Zastosowany system odzysku ciepła z agregatów rozwiązuje również problem śniegu zbieranego przy codziennej konserwacji lodowiska.
– Podczas prac modernizacyjnych zamontowaliśmy nagrzewnicę powietrzną oraz wężownicę wodną zasilaną ciepłem z układu odzysku, które roztapiają śnieg. Do tej pory śnieg usuwany był przez firmę zewnętrzną, co stanowiło dodatkowy koszt – informuje Jacek Kujawski, kierownik działu technicznego. – Dzięki modernizacji obiekt zyskał wiele na jakości świadczonych usług, a Spółka, dzięki nowemu rozwiązaniu, zaoszczędzi na rachunkach za energię elektryczną.
Od 5 grudnia 2017 roku ostrowianie nie muszą już wyjeżdżać do Kalisza, aby pojeździć na łyżwach. – Zaledwie 3 tygodnie temu oddaliśmy do użytku miejskie lodowisko, a już dziś odnotowaliśmy 10 tysięcy wejść na ten obiekt – informuje Beata Klimek, prezydent Ostrowa Wielkopolskiego. – Bardzo się cieszę z aż takiego zainteresowania. To pokazuje, jak bardzo wszyscy na tę inwestycję czekaliśmy. Przy tak symbolicznym „jubileuszu” jeszcze raz dziękuje tej części radnych miejskich, dzięki którym mogliśmy lodowisko wybudować.
Jak przyznaje prezydent Ostrowa Wielkopolskiego, po sezonie zimowym obiekt ma służyć sympatykom rolek. Jednak to nie wszystko. Włodarze planują, aby przez 4 miesiące w roku stworzyć tam Park Rozrywki Rodzinnej, w którym znajdą się dmuchane zamki, zjeżdżalnie, baseny z piłeczkami, trampoliny i karuzele.
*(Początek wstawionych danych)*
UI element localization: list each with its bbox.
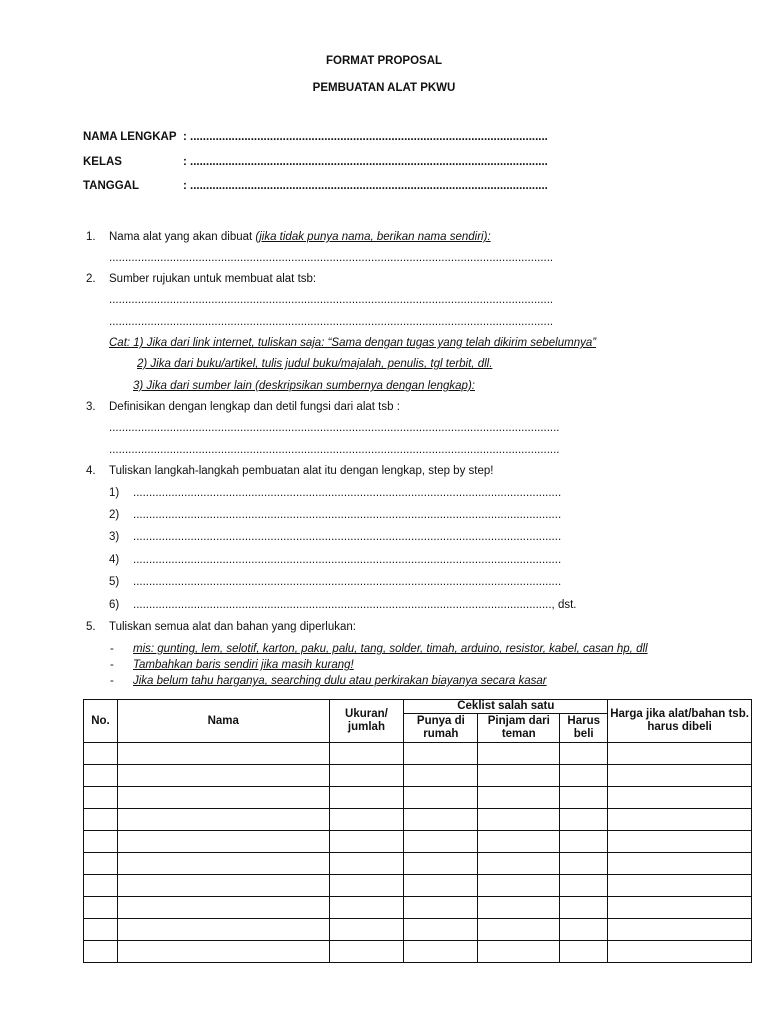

– Tego typu Park to, moim zdaniem, bardzo ciekawe rozwiązanie na zagospodarowanie powierzchni lodowiska w okresie letnim – dodaje prezydent Ostrowa Wielkopolskiego. – W połowie września wróciłoby tu rolkowisko, by, z początkiem listopada, lodowisko znów było czynne. Chciałabym, by nasz nowy obiekt tętnił życiem przez cały rok.